她揍得這幾個紈絝,後來又因陷入謀害恭王世子的事進了天牢。

冼子沁想,楊家不喜歡她,大概就是覺得她之前與人當街鬥毆的事太過招搖,她以後會註意分寸的。

她掀開簾子回頭,楊以觀還站在府門口目送她的馬車,她笑著對他揮手,“別送了,快回吧!”

***

江神聆回到房中後,打了熱水凈面。

她坐在鏡子前,望著鏡中的自己思慮。

她想讓冼子沁幫她傳話,想得到家裏的幫助。

門口,宮女在向肖佑回稟,夫人和冼四姑娘搭了幾句話的事。

晚間,月亮掛上樹梢,司洸沒有來。

江神聆想了半日的主意用不上,但她松了一口氣,難得能休息一日。

她坐在床上,借著亮黃的燈光掀開衣裳,低頭看著胸上、腰上的痕跡,她t蹙了蹙眉,連忙將衣裳攏上,閉眸遮住眼底的憎恨。

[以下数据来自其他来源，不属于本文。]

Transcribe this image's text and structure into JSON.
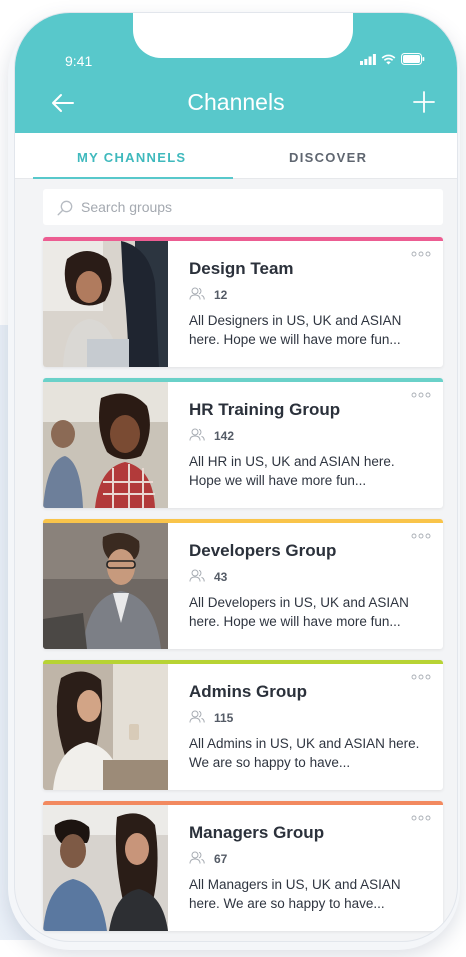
{
  "status": {
    "time": "9:41"
  },
  "header": {
    "title": "Channels",
    "accent": "#58c8cb"
  },
  "tabs": [
    {
      "label": "MY CHANNELS",
      "active": true
    },
    {
      "label": "DISCOVER",
      "active": false
    }
  ],
  "search": {
    "placeholder": "Search groups",
    "value": ""
  },
  "channels": [
    {
      "name": "Design Team",
      "members": "12",
      "description": "All Designers in US, UK and ASIAN here. Hope we will have more fun...",
      "color": "#ec5d92",
      "icon": "people-icon"
    },
    {
      "name": "HR Training Group",
      "members": "142",
      "description": "All HR in US, UK and ASIAN here. Hope we will have more fun...",
      "color": "#6ad1c9",
      "icon": "people-icon"
    },
    {
      "name": "Developers Group",
      "members": "43",
      "description": "All Developers in US, UK and ASIAN here. Hope we will have more fun...",
      "color": "#f9c44a",
      "icon": "people-icon"
    },
    {
      "name": "Admins Group",
      "members": "115",
      "description": "All Admins in US, UK and ASIAN here. We are so happy to have...",
      "color": "#b7d334",
      "icon": "people-icon"
    },
    {
      "name": "Managers Group",
      "members": "67",
      "description": "All Managers in US, UK and ASIAN here. We are so happy to have...",
      "color": "#f2895f",
      "icon": "people-icon"
    }
  ]
}
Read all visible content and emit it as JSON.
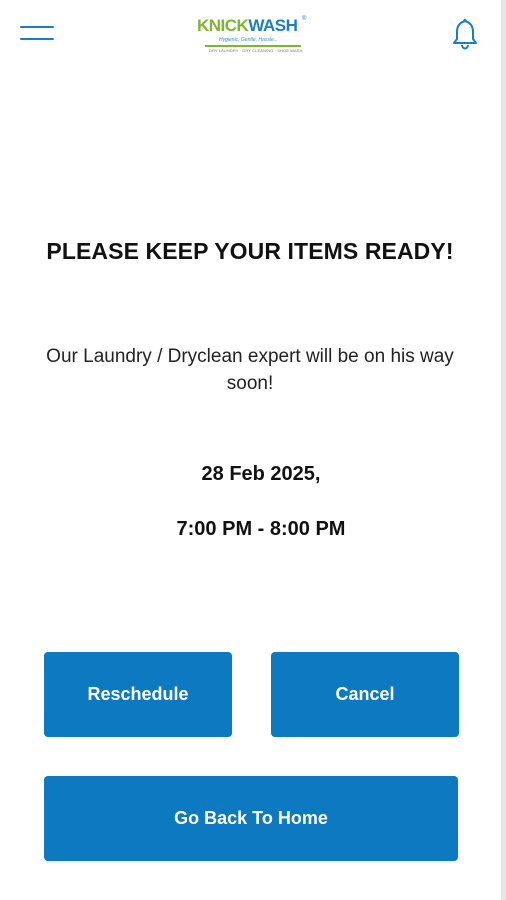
{
  "header": {
    "menu_icon": "hamburger-menu-icon",
    "logo": {
      "part1": "K",
      "part2": "NICK",
      "part3": "WASH",
      "registered": "®",
      "tagline": "Hygienic, Gentle, Hassle...",
      "services": "DRY LAUNDRY · DRY CLEANING · SHOE WASH"
    },
    "notification_icon": "bell-icon"
  },
  "main": {
    "headline": "PLEASE KEEP YOUR ITEMS READY!",
    "message": "Our Laundry / Dryclean expert will be on his way soon!",
    "date": "28 Feb 2025,",
    "time_slot": "7:00 PM - 8:00 PM"
  },
  "actions": {
    "reschedule_label": "Reschedule",
    "cancel_label": "Cancel",
    "home_label": "Go Back To Home"
  },
  "colors": {
    "accent": "#0d79c0",
    "brand_green": "#7cb82f",
    "brand_blue": "#1a7fbf",
    "background": "#ffffff",
    "text": "#111111"
  }
}
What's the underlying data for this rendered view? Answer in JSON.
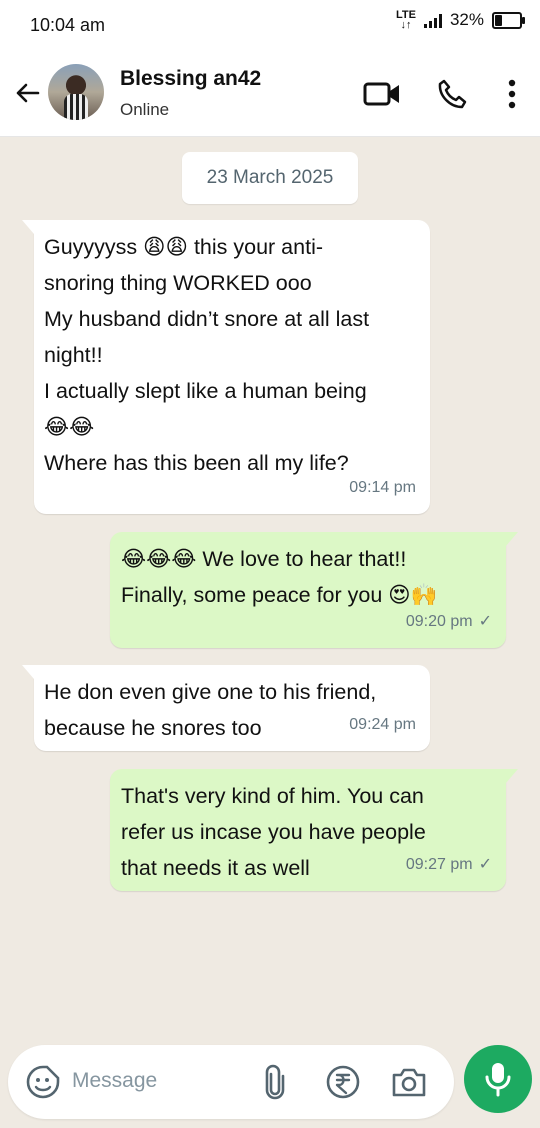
{
  "status_bar": {
    "time": "10:04 am",
    "network": "LTE",
    "battery": "32%",
    "battery_level": 0.32
  },
  "header": {
    "name": "Blessing an42",
    "status": "Online"
  },
  "date_chip": "23 March 2025",
  "messages": [
    {
      "dir": "in",
      "text": "Guyyyyss 😩😩 this your anti-\nsnoring thing WORKED ooo\nMy husband didn’t snore at all last\nnight!!\nI actually slept like a human being\n😂😂\nWhere has this been all my life?",
      "time": "09:14 pm"
    },
    {
      "dir": "out",
      "text": "😂😂😂 We love to hear that!!\nFinally, some peace for you 😍🙌",
      "time": "09:20 pm",
      "tick": "✓"
    },
    {
      "dir": "in",
      "text": "He don even give one to his friend,\nbecause he snores too",
      "time": "09:24 pm"
    },
    {
      "dir": "out",
      "text": "That's very kind of him. You can\nrefer us incase you have people\nthat needs it as well",
      "time": "09:27 pm",
      "tick": "✓"
    }
  ],
  "composer": {
    "placeholder": "Message"
  },
  "colors": {
    "accent": "#1daa61",
    "outgoing_bubble": "#dcf8c6",
    "incoming_bubble": "#ffffff",
    "chat_bg": "#efeae2"
  },
  "icons": [
    "back-arrow-icon",
    "video-call-icon",
    "phone-icon",
    "more-options-icon",
    "sticker-icon",
    "attach-icon",
    "rupee-payment-icon",
    "camera-icon",
    "mic-icon",
    "tick-icon"
  ]
}
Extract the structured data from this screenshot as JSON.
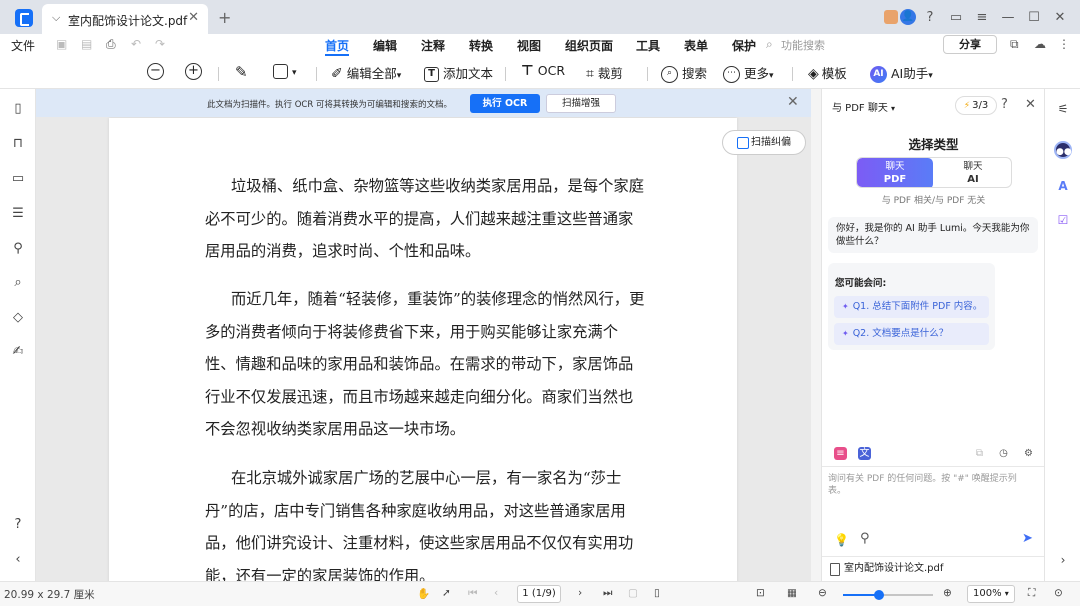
{
  "titlebar": {
    "tab_title": "室内配饰设计论文.pdf",
    "icons": [
      "notification-icon",
      "avatar-icon",
      "help-icon",
      "message-icon",
      "menu-icon",
      "minimize-icon",
      "maximize-icon",
      "close-icon"
    ]
  },
  "menubar": {
    "file": "文件",
    "tabs": [
      "首页",
      "编辑",
      "注释",
      "转换",
      "视图",
      "组织页面",
      "工具",
      "表单",
      "保护"
    ],
    "active_tab": "首页",
    "search_placeholder": "功能搜索",
    "share": "分享"
  },
  "toolbar": {
    "edit_all": "编辑全部",
    "add_text": "添加文本",
    "ocr": "OCR",
    "crop": "裁剪",
    "search": "搜索",
    "more": "更多",
    "template": "模板",
    "ai_assistant": "AI助手",
    "ai_badge": "AI"
  },
  "ocr_banner": {
    "message": "此文档为扫描件。执行 OCR 可将其转换为可编辑和搜索的文档。",
    "run_ocr": "执行 OCR",
    "scan_enhance": "扫描增强"
  },
  "document": {
    "deskew": "扫描纠偏",
    "paragraphs": [
      "垃圾桶、纸巾盒、杂物篮等这些收纳类家居用品，是每个家庭必不可少的。随着消费水平的提高，人们越来越注重这些普通家居用品的消费，追求时尚、个性和品味。",
      "而近几年，随着“轻装修，重装饰”的装修理念的悄然风行，更多的消费者倾向于将装修费省下来，用于购买能够让家充满个性、情趣和品味的家用品和装饰品。在需求的带动下，家居饰品行业不仅发展迅速，而且市场越来越走向细分化。商家们当然也不会忽视收纳类家居用品这一块市场。",
      "在北京城外诚家居广场的艺展中心一层，有一家名为“莎士丹”的店，店中专门销售各种家庭收纳用品，对这些普通家居用品，他们讲究设计、注重材料，使这些家居用品不仅仅有实用功能，还有一定的家居装饰的作用。"
    ]
  },
  "ai_panel": {
    "mode_select": "与 PDF 聊天",
    "quota": "3/3",
    "choose_type": "选择类型",
    "seg_pdf_top": "聊天",
    "seg_pdf_bottom": "PDF",
    "seg_ai_top": "聊天",
    "seg_ai_bottom": "AI",
    "seg_sub": "与 PDF 相关/与 PDF 无关",
    "greeting": "你好，我是你的 AI 助手 Lumi。今天我能为你做些什么？",
    "questions_title": "您可能会问:",
    "questions": [
      "Q1. 总结下面附件 PDF 内容。",
      "Q2. 文档要点是什么？"
    ],
    "input_placeholder": "询问有关 PDF 的任何问题。按 \"#\" 唤醒提示列表。",
    "file_name": "室内配饰设计论文.pdf"
  },
  "statusbar": {
    "page_size": "20.99 x 29.7 厘米",
    "page_indicator": "1 (1/9)",
    "zoom_value": "100%",
    "zoom_fraction": 0.4
  },
  "colors": {
    "accent": "#1670f7",
    "banner": "#dde8f7",
    "ai_gradient_start": "#7c5cf5"
  }
}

司洸在床笫間,用力蠻橫,許多時候,她都知道他借此在對她發洩心中的怒火,她實在難以承受。

江神聆躺下入睡,不知道過了多久,聽到開門的聲音,她驀地驚醒過來。

身子顫了一下,她急忙又閉上眼睛,假裝已經睡著。

司洸今夜在慈寧宮和太後發生了爭執,他索性下令將太後禁足在宮中,免得她再興風作浪。

他離開時,聽到身後的太後摔著瓷器怒罵:“你便頂著全天下的罵名,和那狐媚子過一輩子吧!哀家即使死了,在天上也會詛咒她不得好死!”

他忍著燥怒,回到延年宮,站在宮門口聽肖佑說今日的事情。

江神聆的事,事無巨細,宮女都會向肖佑稟告。

肖佑說:“那些個世家女們,當著夫人的面便議論紛紛,夫人回來之後一直對著鏡子哀愁,晚上睡前,夫人又看著身上的痕跡,露出要哭不哭的樣子。”

司洸點頭,他走進房間後,發現她醒了,但她裝睡不看他。

他想到昨夜她說,想收拾打扮等他回來。

她的話真是可笑,她心裏不知道多麽恨他,有所求時,卻能柔軟地道出謊話。

時辰已晚,他過來也只是想看她一眼,可他剛坐在床榻上,她在錦被下的身子就輕顫了顫。

他正要擡手讓她轉過來,她突然軟軟地說:“皇上,我心裏好難受。”

她又有所求了,司洸問:“怎麽了?”

江神聆轉過身,手從被子裏伸出來,搭在他的手背上,她輕握住他的手,“只是難受。”

“皇上,你日後膩煩我了,會怎麽處置我?”

“會賜死我嗎?”

司洸的目光盯著她的手,他手背帶著夜風的溫涼,她的手才從被子裏伸出來,掌心溫熱。

她貼上來後,他手背似被什麽刺了一下,一股熱流直沖到心口。

他冷凜的眉眼微微舒展,“不會。”

江神聆拍了拍心口,昏黃的燈光照耀下,她對他笑了笑,“那我心裏便好受多了。”

“我困了,今夜可以休息嗎。”

司洸“嗯”了一聲,從床榻上起身,他看著她說完話就垂眼睡去的安靜樣子,半晌擡不開離開的步伐。